Archikulture Digest

Blackberry Winter

Blackberry Winter

By Steve Yockey

Directed by Michael Dove

Starring Suzanne O’Donnell

Orlando Shakespeare Theatre

Orlando, FL</strong>

There are many ways to die, not all of which end up with a dead body. Vivienne (O’Donnell) witnesses the worst way; her mom in in assisted living and about to upgrade to full time nursing care. Alzheimer’s steals her soul, it snuck in one day and turned mom from a happy, funny lady to a scared rabbit incapable of any sort of useful decision. Mom is so lost, even her name is now missing it’s a tough gig here for both the actress and the daughter; O’Donnell is on stage nearly the entire time. She teaches us how to bake, how to proactively care for her mother in a heartless system, and how to save for the future using a creative swearing bank. In order to cope, she creates an incomplete creation myth of a White Egret (Mindy Anders) and a Grey Mole (Kody Grassett). Egret doesn’t want anyone to lose their happy memories. She volunteers to save the pleasant memories of all the forest animals in a wooden box safely buried down deep. Unbeknownst to her, Mole discovers the box, chews into it, and unintentionally destroys all the happiness in the forest just as those tricky Tau proteins eat away those delicious motherly memory of making a coconut cake.

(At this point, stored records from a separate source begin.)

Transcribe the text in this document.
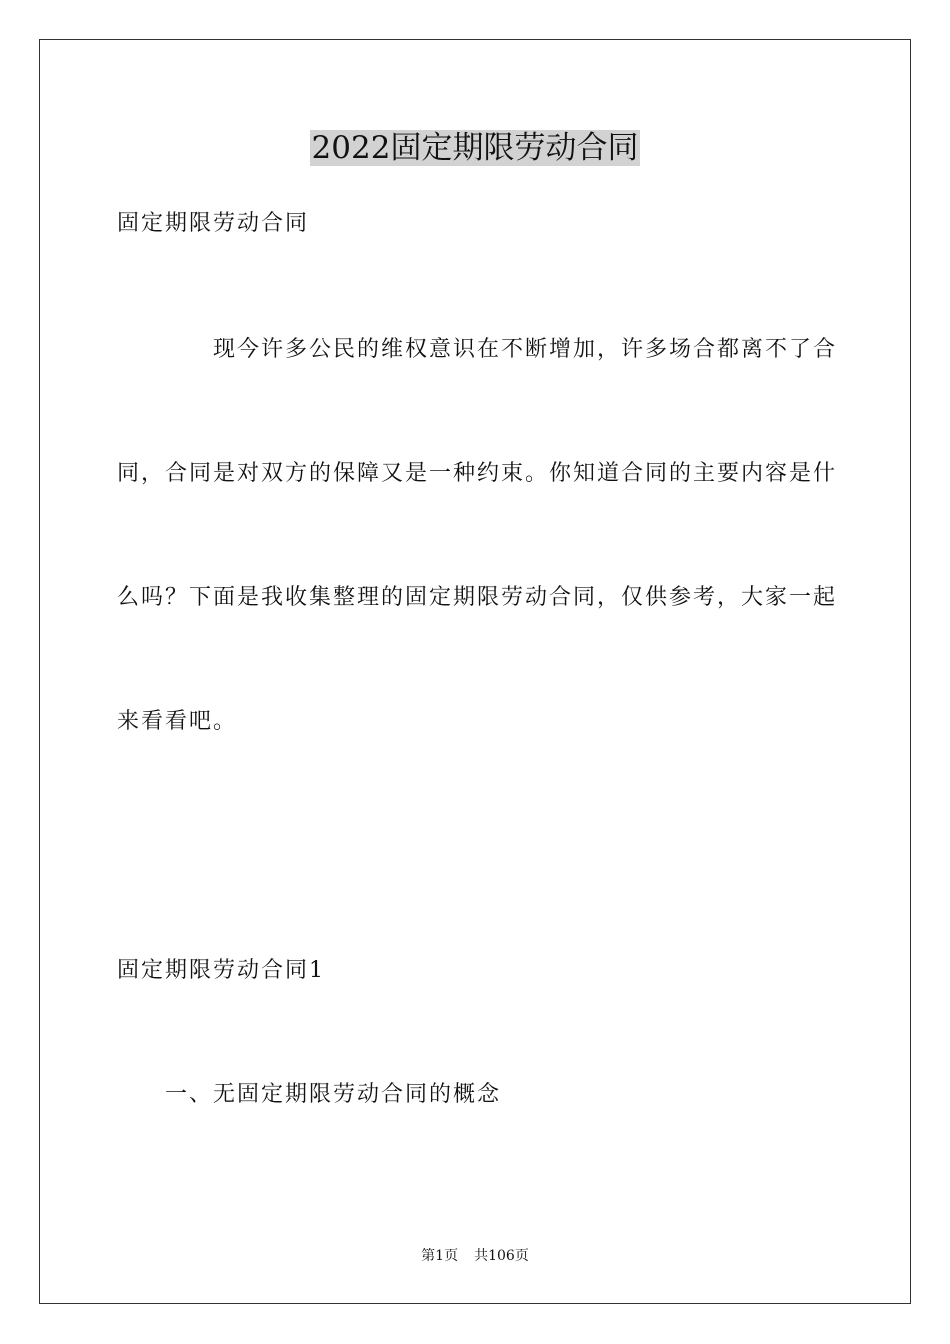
2022固定期限劳动合同
固定期限劳动合同
现今许多公民的维权意识在不断增加，许多场合都离不了合
同，合同是对双方的保障又是一种约束。你知道合同的主要内容是什
么吗？下面是我收集整理的固定期限劳动合同，仅供参考，大家一起
来看看吧。
固定期限劳动合同1
一、无固定期限劳动合同的概念
第1页 共106页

While this is not a happy or easy piece, it’s a show that packs an emotional wallop delivered thought the simple path of “we’ve all known someone like that…” O’Donnell rises and falls on the rough seas of her mother’s slide; she’s exhausted on stage and off by the end of the night. Offsetting the harsh reality of her journey we have the forest animal to symbolize the route; somehow it’s easier to swallow bad news once it’s anthropomorphized into a soft fairy tale acceptability. The stage is simple; projections put us in the forest and underground and back in the living room of frustration. Thirteen unlucky small tables with individual props act as mile stones for the story. They shadow the idea that lucky ones go quickly in to that dark night while the unlucky ones try to remember their address. Death is tragic but quick; this exit is slow and worse than tragic.